In this week’s parsha, parshas Beshalach, immediately after Bnei Yisrael sang the Shira to Hashem, the pesukim describe the immediate downfall in the attitude of Bnei Yisrael to their situation in the desert. The pasuk states,”They came to Marasa, were unable to drink the waters from Mara, because they were bitter; they therefore called the place Mara”. The simple explanation of “because they were bitter” is that it refers to the water i.e. they were unable to drink because the waters were bitter. However, the Kutzker Rebbe has a different understanding of this pasuk, which carries with it a very profound and critical message for our lives; the negative attitude and the fact that they were “bitter people”. Therefore they were unable to drink the waters. The water, in and of itself, was completely fine. But to bitter people, people who see all situations in a negative light, the sweetest waters in the world will taste completely bitter. This negative attitude creates a perceived negative reality that affects and impacts all aspects of one’s life. One becomes blocked from appreciating the sweetest and most abundant blessings that have actually been bestowed upon him/her.

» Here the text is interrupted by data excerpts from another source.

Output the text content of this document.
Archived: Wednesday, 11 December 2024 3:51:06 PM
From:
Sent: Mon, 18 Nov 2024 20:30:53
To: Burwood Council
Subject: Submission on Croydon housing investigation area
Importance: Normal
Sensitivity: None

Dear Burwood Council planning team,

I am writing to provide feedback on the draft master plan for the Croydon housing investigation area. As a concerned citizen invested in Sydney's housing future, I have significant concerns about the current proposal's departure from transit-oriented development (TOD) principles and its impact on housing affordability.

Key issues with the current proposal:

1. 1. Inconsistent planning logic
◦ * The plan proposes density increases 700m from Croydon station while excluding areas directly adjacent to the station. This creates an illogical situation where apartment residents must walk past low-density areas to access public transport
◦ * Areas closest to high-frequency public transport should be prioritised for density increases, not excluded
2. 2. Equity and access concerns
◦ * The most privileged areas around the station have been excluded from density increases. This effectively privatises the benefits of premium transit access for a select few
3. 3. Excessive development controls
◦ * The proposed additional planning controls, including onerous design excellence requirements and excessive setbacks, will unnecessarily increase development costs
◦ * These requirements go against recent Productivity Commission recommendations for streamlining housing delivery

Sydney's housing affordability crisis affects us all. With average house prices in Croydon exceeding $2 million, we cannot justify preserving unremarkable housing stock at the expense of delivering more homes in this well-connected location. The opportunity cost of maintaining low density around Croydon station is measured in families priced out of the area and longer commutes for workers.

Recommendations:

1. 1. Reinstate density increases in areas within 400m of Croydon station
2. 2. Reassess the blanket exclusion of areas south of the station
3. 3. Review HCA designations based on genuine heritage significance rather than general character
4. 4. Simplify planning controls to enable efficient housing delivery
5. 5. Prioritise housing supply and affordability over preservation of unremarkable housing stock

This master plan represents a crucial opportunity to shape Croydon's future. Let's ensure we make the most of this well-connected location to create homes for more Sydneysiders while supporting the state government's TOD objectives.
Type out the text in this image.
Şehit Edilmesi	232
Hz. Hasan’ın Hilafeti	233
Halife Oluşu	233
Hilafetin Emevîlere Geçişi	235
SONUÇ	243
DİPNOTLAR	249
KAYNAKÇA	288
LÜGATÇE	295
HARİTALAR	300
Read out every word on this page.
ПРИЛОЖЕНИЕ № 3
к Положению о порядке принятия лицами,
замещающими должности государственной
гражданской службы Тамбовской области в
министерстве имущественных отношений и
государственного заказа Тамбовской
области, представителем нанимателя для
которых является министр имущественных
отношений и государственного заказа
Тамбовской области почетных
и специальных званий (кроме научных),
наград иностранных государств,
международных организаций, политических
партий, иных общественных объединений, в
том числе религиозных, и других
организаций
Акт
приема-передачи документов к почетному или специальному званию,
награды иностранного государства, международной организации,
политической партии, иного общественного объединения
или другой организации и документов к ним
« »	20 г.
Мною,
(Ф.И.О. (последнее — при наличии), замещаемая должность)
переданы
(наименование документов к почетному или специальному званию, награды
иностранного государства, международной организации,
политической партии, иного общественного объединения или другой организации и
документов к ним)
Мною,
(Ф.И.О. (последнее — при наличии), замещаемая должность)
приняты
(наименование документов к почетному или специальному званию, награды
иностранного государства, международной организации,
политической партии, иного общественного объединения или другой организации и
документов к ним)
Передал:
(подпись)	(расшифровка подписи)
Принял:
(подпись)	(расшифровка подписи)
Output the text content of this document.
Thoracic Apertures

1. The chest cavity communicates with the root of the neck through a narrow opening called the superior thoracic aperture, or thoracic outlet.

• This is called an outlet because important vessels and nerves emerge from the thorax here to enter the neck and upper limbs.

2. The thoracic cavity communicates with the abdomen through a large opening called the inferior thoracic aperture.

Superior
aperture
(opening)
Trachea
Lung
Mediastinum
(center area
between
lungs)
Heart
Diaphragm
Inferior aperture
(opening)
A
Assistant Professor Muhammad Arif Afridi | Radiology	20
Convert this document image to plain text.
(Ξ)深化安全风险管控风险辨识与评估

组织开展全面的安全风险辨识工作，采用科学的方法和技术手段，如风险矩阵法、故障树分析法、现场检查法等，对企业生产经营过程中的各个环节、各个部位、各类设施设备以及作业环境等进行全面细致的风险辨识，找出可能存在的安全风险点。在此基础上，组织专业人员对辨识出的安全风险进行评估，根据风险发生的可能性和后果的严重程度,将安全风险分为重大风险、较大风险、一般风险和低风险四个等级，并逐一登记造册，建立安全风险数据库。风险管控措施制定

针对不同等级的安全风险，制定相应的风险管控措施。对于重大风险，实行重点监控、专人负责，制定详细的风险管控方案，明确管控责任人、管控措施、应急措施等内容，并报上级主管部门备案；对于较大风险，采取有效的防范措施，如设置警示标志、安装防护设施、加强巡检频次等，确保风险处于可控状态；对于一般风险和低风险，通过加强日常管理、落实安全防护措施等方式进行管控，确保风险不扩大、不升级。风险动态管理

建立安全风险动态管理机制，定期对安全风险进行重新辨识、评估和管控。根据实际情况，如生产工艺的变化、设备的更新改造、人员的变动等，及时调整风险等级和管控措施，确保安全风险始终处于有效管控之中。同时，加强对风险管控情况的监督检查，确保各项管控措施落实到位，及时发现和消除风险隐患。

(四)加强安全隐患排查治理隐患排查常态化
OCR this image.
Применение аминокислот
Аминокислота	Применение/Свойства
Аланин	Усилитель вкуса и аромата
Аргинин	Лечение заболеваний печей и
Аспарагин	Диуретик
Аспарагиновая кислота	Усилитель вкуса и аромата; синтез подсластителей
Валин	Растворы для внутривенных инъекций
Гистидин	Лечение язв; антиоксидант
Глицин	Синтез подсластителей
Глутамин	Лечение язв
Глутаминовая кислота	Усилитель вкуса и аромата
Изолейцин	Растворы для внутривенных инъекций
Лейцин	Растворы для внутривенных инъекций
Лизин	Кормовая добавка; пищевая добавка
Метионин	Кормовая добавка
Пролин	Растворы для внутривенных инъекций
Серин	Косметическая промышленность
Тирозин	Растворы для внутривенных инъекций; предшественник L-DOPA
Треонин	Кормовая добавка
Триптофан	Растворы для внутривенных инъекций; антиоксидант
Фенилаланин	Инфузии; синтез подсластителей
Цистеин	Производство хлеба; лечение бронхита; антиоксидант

The Kutzker’s idea can be expanded to one’s appreciation for the most magnificent present we’ve ever received, the Holy Torah. Every morning in Birchos HaTorah, we ask Hashem to make the Torah sweet for us – “V’ha’arev na Hashem Elokeinu es divrei Torasech…”, so that we and our children should love and enjoy learning Torah. Rav Pam zt”l asks: How can we ask Hashem to sweeten the Torah? Isn’t it already the sweetest treasure in the world? Rav Pam zt”l answers that it’s true, the Torah is objectively the sweetest thing in the world - it is we, who have a problem and don’t recognize and taste the Torah’s sweetness. Rav Pam, zt”l, compares this to one who suffers from a disease in their mouth and all that he/she ingests tastes bitter, no matter how sweet the food is. We must ask Hashem to heal us and help us taste the sweetness of the Torah.

May we be zocheh to always have a positive outlook on all situations in life, and to ultimately recognize the blessings that Hashem has bestowed upon us.